Toth

[640] Toth, 1) Koloman, ungar. Dichter, geb. 30. März 1831 zu Baja im Bács-Bodroger Komitat, gest. 3. Febr. 1881 in Pest, veröffentlichte 1852 die erste Sammlung seiner Gedichte, der dann mehrere ähnliche Sammlungen folgten. »Paul Kinizsi« (1853) ist eine Nachahmung von Aranys »Toldi«. Er schrieb auch verschiedene Dramen, von denen »Egy királyné« (»Eine Königin«) 1857 einen Preis der Akademie davon trug und »A nök az alkotmányban« (»Frauen im konstitutionellen Leben«) zuerst 1871 mit großem Erfolg ausgeführt wurde. T. wurde 1860 von der Kisfaludy-Gesellschaft und 1861 von der Akademie zum Mitglied gewählt. 1860 gründete T. das Witzblatt »Bolond Miska« (»Der närrische Michel«).

2) Wilhelm von, ungar. Politiker, geb. 28. Aug. 1832, gest. 15. Juni 1898 in Ivánka (Neutraer Komitat), wurde als Deputierter von Neutra auf den 1861 er Reichstag gesandt, wo er sich Deák anschloß. Auch hier erregte er durch seine geschickte Feder und Rednergabe Aufmerksamkeit. 1865 wieder gewählt, war er eine der stärksten Spitzen der Deákpartei. Vom Februar 1871 bis März 1873 war er Minister des Innern, 1879–95 Präsident des gemeinsamen Staatsrechnungshofes in Wien. Nach der Abdankung Szlávys wurde er 1896 Präsident des Oberhauses.

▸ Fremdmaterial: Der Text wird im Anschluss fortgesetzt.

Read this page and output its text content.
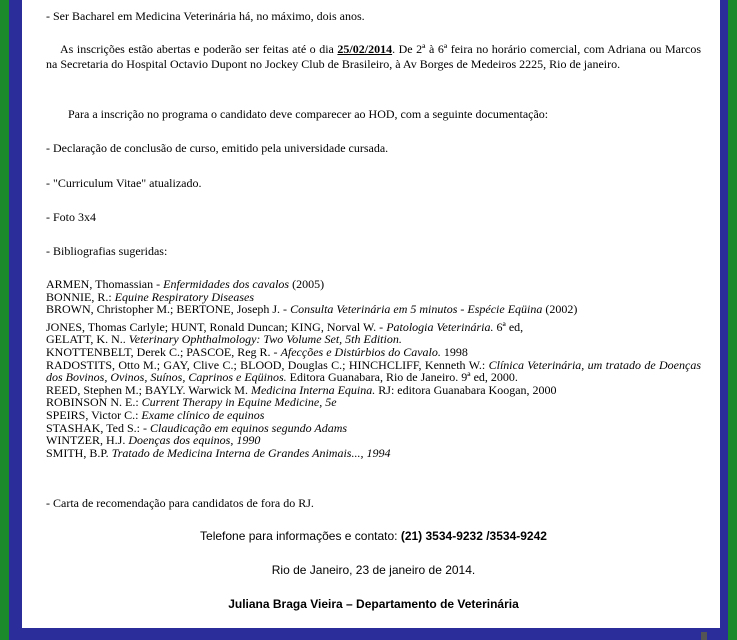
- Ser Bacharel em Medicina Veterinária há, no máximo, dois anos.

As inscrições estão abertas e poderão ser feitas até o dia 25/02/2014. De 2ª à 6ª feira no horário comercial, com Adriana ou Marcos na Secretaria do Hospital Octavio Dupont no Jockey Club de Brasileiro, à Av Borges de Medeiros 2225, Rio de janeiro.

Para a inscrição no programa o candidato deve comparecer ao HOD, com a seguinte documentação:

- Declaração de conclusão de curso, emitido pela universidade cursada.

- "Curriculum Vitae" atualizado.

- Foto 3x4

- Bibliografias sugeridas:

ARMEN, Thomassian - Enfermidades dos cavalos (2005)
BONNIE, R.: Equine Respiratory Diseases
BROWN, Christopher M.; BERTONE, Joseph J. - Consulta Veterinária em 5 minutos - Espécie Eqüina (2002)
JONES, Thomas Carlyle; HUNT, Ronald Duncan; KING, Norval W. - Patologia Veterinária. 6ª ed,
GELATT, K. N.. Veterinary Ophthalmology: Two Volume Set, 5th Edition.
KNOTTENBELT, Derek C.; PASCOE, Reg R. - Afecções e Distúrbios do Cavalo. 1998
RADOSTITS, Otto M.; GAY, Clive C.; BLOOD, Douglas C.; HINCHCLIFF, Kenneth W.: Clínica Veterinária, um tratado de Doenças dos Bovinos, Ovinos, Suínos, Caprinos e Eqüinos. Editora Guanabara, Rio de Janeiro. 9ª ed, 2000.
REED, Stephen M.; BAYLY. Warwick M. Medicina Interna Equina. RJ: editora Guanabara Koogan, 2000
ROBINSON N. E.: Current Therapy in Equine Medicine, 5e
SPEIRS, Victor C.: Exame clínico de equinos
STASHAK, Ted S.: - Claudicação em equinos segundo Adams
WINTZER, H.J. Doenças dos equinos, 1990
SMITH, B.P. Tratado de Medicina Interna de Grandes Animais..., 1994

- Carta de recomendação para candidatos de fora do RJ.

Telefone para informações e contato: (21) 3534-9232 /3534-9242

Rio de Janeiro, 23 de janeiro de 2014.

Juliana Braga Vieira – Departamento de Veterinária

3) Eduard, ungar. Dramatiker, geb. 14. Okt. 1844 zu Putnok im Gömörer Komitat, gest. 27. Febr. 1876, widmete sich dem Kaufmannsberuf, wirkte später als Schauspieler und Theaterdichter bei Provinzialbühnen, wurde jedoch erst bekannt, als er 1871 mit seinem Volksstück »A falu roszsza« (»Der Dorflump«, deutsch von A. Sturm) einen vom Pester Nationaltheater ausgeschriebenen Preis gewann. Er erhielt infolgedessen eine Anstellung an diesem Theater. Andre namhafte Stücke von ihm sind das zweite preisgekrönte Volksstück »A kintornás családja« (»Die Familie des[640] Leiermanns«), und das erst nach seinem Tod ausgeführte Drama »A tolonc« (»Der Schübling«), dessen Stoff gleichfalls dem Volksleben entnommen ist. T. zeichnete sich durch originelle Erfindung und poetisches Gemüt aus, drang aber nicht zur vollen Beherrschung der dramatischen Form durch.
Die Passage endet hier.